JuniorOptimizer, thanks for the suggestion - I'll contact Google if it's not sorted out over the next couple of days - I'll probably just go for the [google.com...] option.
I tried to call the number listed in their WHOIS to give them a friendly warning, but of course, it didn't work.
I've still got my fingers crossed that not all the data for this update is folded in, and it'll work out OK.
In my case, stated earlier, it strongly appears to be copycat publishers (I found 2 major violators) using my content to cloak and redirect visitors to doorway pages. These doorway pages have no editorial value other then to focus the Yahoo Publisher Network ads that are at the top.
I've tried contacting YPN directly but can't find a direct contact form or email address. As it still is in Beta, they haven't thought to put up a contact form for those wanting to report TOS violators.
Either way, Google Engineers are too incompetent and too high from smoking $100 bills to develop an algo that can tell the simple difference between those that copy websites and the original.
I'm sure Cutts and the gang will tell you, "no, our duplicate content algo is fine, nothing wrong with it. We easily can tell the difference."
<sarcasm> I'm contemplating copying his blog and see if I can't prove my point that way. One of my 10,000 doorway pages will become #1 for "Matt Cutts Blog" and I'll laugh when his gets slapped with an auto penality.</sarcasm>
How does this near duplicate filter penalty work? My pages have unique content and they're not near duplicates. Some of my competitors have 100K pages that are 95% similar and they're fine. So what is it exactly that the filter looks for?
What about subdomains? If mysite.com gets filtered will it affect old or new subdomains?
It could be the duplicate filter which is causing your problems, but also it could be something else. Have you ever thought about it.
May I suggest the followings:
The four of you exchange your urlīs (by stickies) and take a good look deep in your sites. Try to see whether the four sites of yours have something in common which might trigger a red flag. You donīt need to post your findings on this thread if you donīt wish to do so. We shall understand and respect that.
For me it just seems that there are a lot of copies of my content over the web and the original has been flaged as the duplicate- I think I might start sending emails on Monday and then C&Ds and go through the DCMA - bit of a pain, but it's costing me $$$/day so worth it - and in the future I'll keep an eye on who's copying me.
&filter=0 brings my site up to where it was before the "update" also.
I thought this duplicate content thing was solved already.
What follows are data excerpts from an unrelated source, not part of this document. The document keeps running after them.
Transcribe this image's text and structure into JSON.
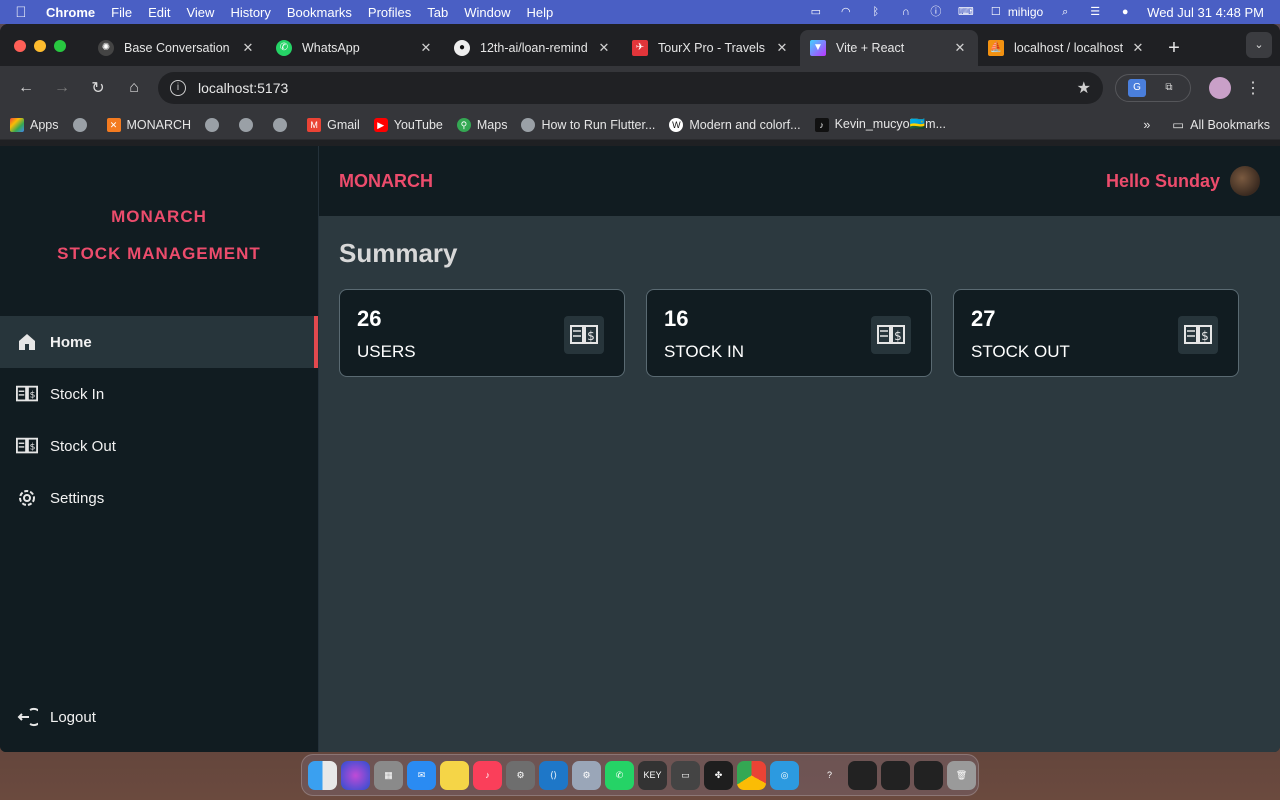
{
  "menubar": {
    "app_name": "Chrome",
    "items": [
      "File",
      "Edit",
      "View",
      "History",
      "Bookmarks",
      "Profiles",
      "Tab",
      "Window",
      "Help"
    ],
    "user": "mihigo",
    "datetime": "Wed Jul 31  4:48 PM"
  },
  "browser": {
    "tabs": [
      {
        "label": "Base Conversation",
        "icon": "openai-icon"
      },
      {
        "label": "WhatsApp",
        "icon": "whatsapp-icon"
      },
      {
        "label": "12th-ai/loan-remind",
        "icon": "github-icon"
      },
      {
        "label": "TourX Pro - Travels",
        "icon": "tourx-icon"
      },
      {
        "label": "Vite + React",
        "icon": "vite-icon",
        "active": true
      },
      {
        "label": "localhost / localhost",
        "icon": "phpmyadmin-icon"
      }
    ],
    "url": "localhost:5173",
    "bookmarks": [
      {
        "label": "Apps"
      },
      {
        "label": ""
      },
      {
        "label": "MONARCH"
      },
      {
        "label": ""
      },
      {
        "label": ""
      },
      {
        "label": ""
      },
      {
        "label": "Gmail"
      },
      {
        "label": "YouTube"
      },
      {
        "label": "Maps"
      },
      {
        "label": "How to Run Flutter..."
      },
      {
        "label": "Modern and colorf..."
      },
      {
        "label": "Kevin_mucyo🇷🇼m..."
      }
    ],
    "all_bookmarks": "All Bookmarks"
  },
  "sidebar": {
    "brand_line1": "MONARCH",
    "brand_line2": "STOCK MANAGEMENT",
    "items": [
      {
        "label": "Home",
        "icon": "home-icon",
        "active": true
      },
      {
        "label": "Stock In",
        "icon": "stock-book-icon"
      },
      {
        "label": "Stock Out",
        "icon": "stock-book-icon"
      },
      {
        "label": "Settings",
        "icon": "gear-icon"
      }
    ],
    "logout": "Logout"
  },
  "header": {
    "brand": "MONARCH",
    "greeting": "Hello Sunday"
  },
  "main": {
    "title": "Summary",
    "cards": [
      {
        "count": "26",
        "label": "USERS"
      },
      {
        "count": "16",
        "label": "STOCK IN"
      },
      {
        "count": "27",
        "label": "STOCK OUT"
      }
    ]
  },
  "colors": {
    "accent": "#ec4c6c",
    "active_indicator": "#e2494e",
    "sidebar_bg": "#111c21",
    "main_bg": "#2c393f"
  }
}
My main site was hijacked earlier this year, and now it looks like it is all happening again.
I think I am ready to be done with Google. For me, this means replacing all my AdSense ads with YPN ads or MSN ads when they get a contextual ad setup running, and paying more attention to optimizing for Yahoo and MSN. I think AdSense is the choice of spammers and sitejackers anyway, and Google doesn't seem to mind. In fact, I think that is the crowd they prefer - possibly because they think that is who "produces" for them.
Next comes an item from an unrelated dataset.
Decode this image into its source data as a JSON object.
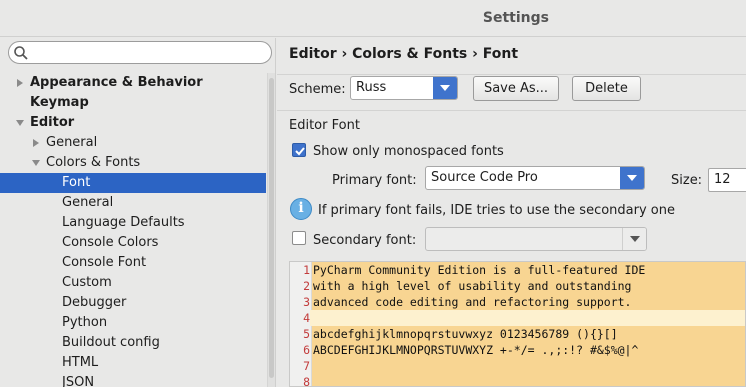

And yes, if you haven't picked up on it yet, I'm extremely frustrated with Google right now!
I am brand new here, and am glad I just found this forum, so I want to first say 'hello' to everyone
I have had my site online since 2001, it was all done by hand html coding with wordpad, and I worked and tweak it constantly, and have done so almost every day since 2001 to present.
Amyway, I also ranked #1 for many of the search terms related to my site, for a long time, and google was my #1 source of traffic. Around the end of May of this year (2005) my site disapeared from google, I searched and found a few of my search phrases back around page 50 or worse lol.
Will here it is Sep 24 2005, and I am still the same, yesterday my search engine traffic was:
5% ask jeeves
When will the site come back to google?
Who knows what google did this for to a site all designed and worked on for years by hand?
Bluegill catcher--Google does it to drive your little business to advertise with them!, they are doing this to all the high ranking old sites--thinking that our sites make big bucks, even when majority of us started a small mom and Pop operations ahead of everyone else--that's our only fault--that we were visionaries who were here first--so we get dropped off of Google. JUST THE WAY THAT GOOGLE KEEPS IT ALL A SECRET IS THE PROOF THAT THEY DROP HUNDREDS OF THUSANDS OF SITES TO DRIVE THEM TO ADVERTISE--IT ALL STARTED SINCE GOOGLE WENT PUBLIC!--DUH..INCREASE PROFITS THROUGH ADVERTISING!
They don't care if some (most) of us are just regular tiny businesses trying to support families and kids--even evil ebay--when they knock you out they tell you why--google doesn't even bother to do that. CREEPS!
I keep seeing many posters said that a search with &filter=0 will show the pre-updated results.
|&filter=0 brings my site up to where it was before the "update" also. |
|&filter=0 works like a charm. My site is completely back when applying this parameter. |
|can confirm "&filter=0" does bring back my site too |
I don't think it's is true. When you do a normal search (without &filter=0), Google will show only the most relevant results and omitted some entries very similar, if any, to the already displayed. And
|If you like, you can repeat the search with the omitted results included. |
If you click on "repeat the search ...", you choose a search with &filter=0. So &filter=0 search is nothing to do with before or after update, if there is an update.
Am I wrong?
Bluegill, try this:
Select some short snippets of text from your best pages, just a few words each.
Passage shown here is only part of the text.